Amigo de extranjeros

> Al-Saud no sólo ha invertido en el Medio Oriente. Tanto individual como empresarialmente ha puesto su dinero en empresas que incluyen al banco Citigroup (donde se mantiene como el mayor accionista individual) y al conglomerado mediático News Corporation, donde es el segundo mayor accionista con voto. Al-Saud también le compró su yate a Donald Trump, después de la segunda bancarrota de éste.

De vagabundo a militar

> Nacido en 1955, hijo de un príncipe saudí y de la hija de un  ex primer ministro de Líbano, Al-Saud vivió una infancia marcada por el divorcio de sus padres. Durante su juventud rebelde, Al-Saud solía escaparse de casa por un par de días, durmiendo dentro de automóviles ajenos. Esto se detuvo cuando estudió en una escuela militar, la cual le dio el sentido de disciplina al cual continúa sujetándose.

Vida palaciega

> La fortuna de Al-Saud le permite vivir con un gran nivel de comodidad. Su principal residencia es un palacio de casi medio kilómetro cuadrado valuado en 130 millones de dólares. El complejo, que contiene 371 habitaciones, incluye lujos como 500 televisiones, mil 500 toneladas de mármol decorativo, alfombras de seda, decoraciones de oro, cuatro cocinas diferentes, 100 empleados, e incluso su propio zoológico. 

Fortuna filantrópica

> Pero no toda la fortuna de Al-Saud se dedica a inversiones y lujos, ya que gran parte de su dinero va a causas filantrópicas.

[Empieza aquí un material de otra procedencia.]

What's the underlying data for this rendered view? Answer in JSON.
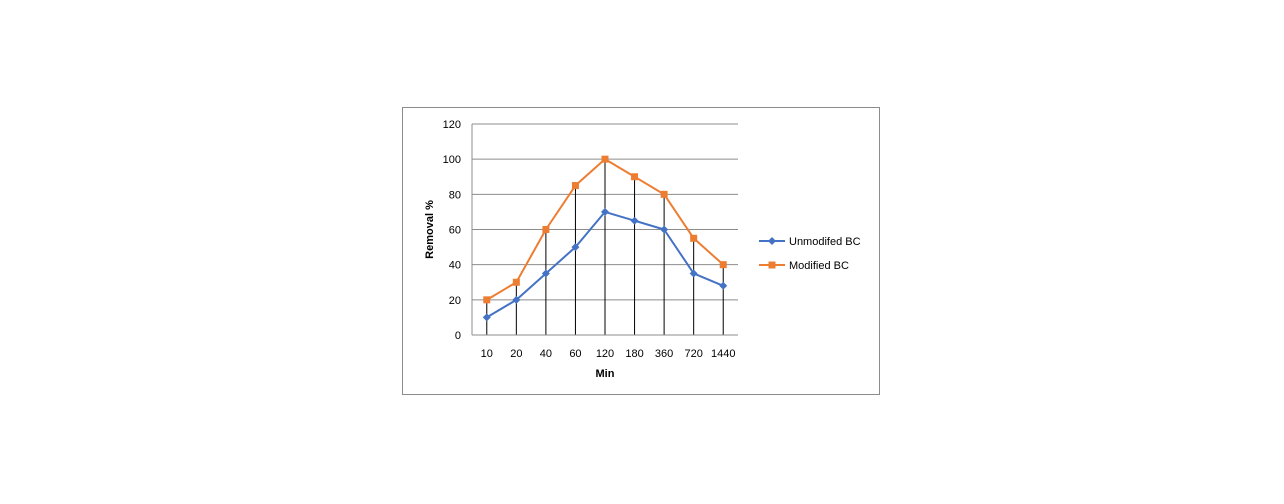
{
  "chart_data": {
    "type": "line",
    "categories": [
      "10",
      "20",
      "40",
      "60",
      "120",
      "180",
      "360",
      "720",
      "1440"
    ],
    "series": [
      {
        "name": "Unmodifed  BC",
        "values": [
          10,
          20,
          35,
          50,
          70,
          65,
          60,
          35,
          28
        ],
        "color": "#4472C4",
        "marker": "diamond"
      },
      {
        "name": "Modified BC",
        "values": [
          20,
          30,
          60,
          85,
          100,
          90,
          80,
          55,
          40
        ],
        "color": "#ED7D31",
        "marker": "square"
      }
    ],
    "xlabel": "Min",
    "ylabel": "Removal %",
    "ylim": [
      0,
      120
    ],
    "yticks": [
      0,
      20,
      40,
      60,
      80,
      100,
      120
    ],
    "grid": true,
    "legend_position": "right"
  }
}
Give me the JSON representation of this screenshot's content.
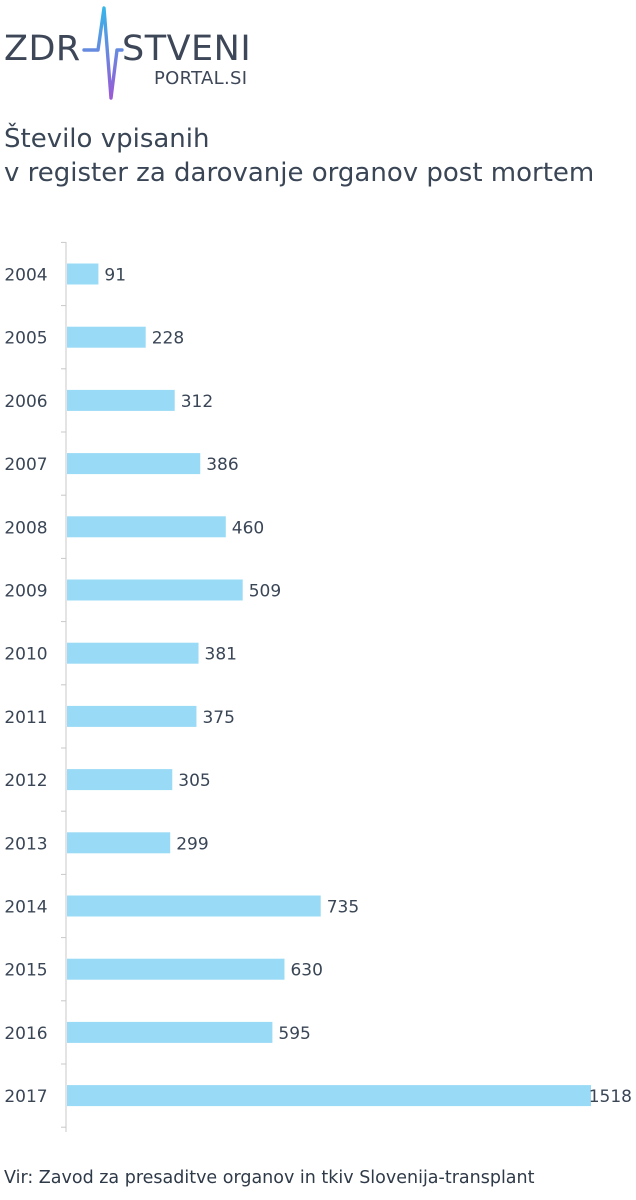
{
  "logo": {
    "left_text": "ZDR",
    "right_text": "STVENI",
    "sub_text": "PORTAL.SI"
  },
  "title": {
    "line1": "Število vpisanih",
    "line2": "v register za darovanje organov post mortem"
  },
  "source": "Vir: Zavod za presaditve organov in tkiv Slovenija-transplant",
  "colors": {
    "bar": "#99dbf6",
    "text": "#3a4656",
    "axis": "#c8c8c8"
  },
  "chart_data": {
    "type": "bar",
    "orientation": "horizontal",
    "categories": [
      "2004",
      "2005",
      "2006",
      "2007",
      "2008",
      "2009",
      "2010",
      "2011",
      "2012",
      "2013",
      "2014",
      "2015",
      "2016",
      "2017"
    ],
    "values": [
      91,
      228,
      312,
      386,
      460,
      509,
      381,
      375,
      305,
      299,
      735,
      630,
      595,
      1518
    ],
    "data_labels": [
      "91",
      "228",
      "312",
      "386",
      "460",
      "509",
      "381",
      "375",
      "305",
      "299",
      "735",
      "630",
      "595",
      "1518"
    ],
    "xlim": [
      0,
      1518
    ],
    "grid": false,
    "legend": "none"
  }
}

La mayor parte de éstas se dedican a iniciativas que buscan crear vínculos entre la comunidad musulmana y el Occidente. Dentro de esto, la mayor parte de la colección de arte islámico del Museo Louvre, que incluye alrededor de 6 mil piezas, fue financiada por Al-Saud.

Empresario real

> Aunque su fortuna familiar le ofreció una vida cómoda, Al-Saud comenzó a emprender por su cuenta en 1979 con una pequeña empresa de construcción. Décadas más tarde, su imperio de negocios incluye la propiedad del 95 por ciento de Kingdom Holding, conglomerado que mantiene inversiones en hoteles y bienes raíces, y de 80 por ciento en Rotana, una de las mayores empresas mediáticas de Medio Oriente.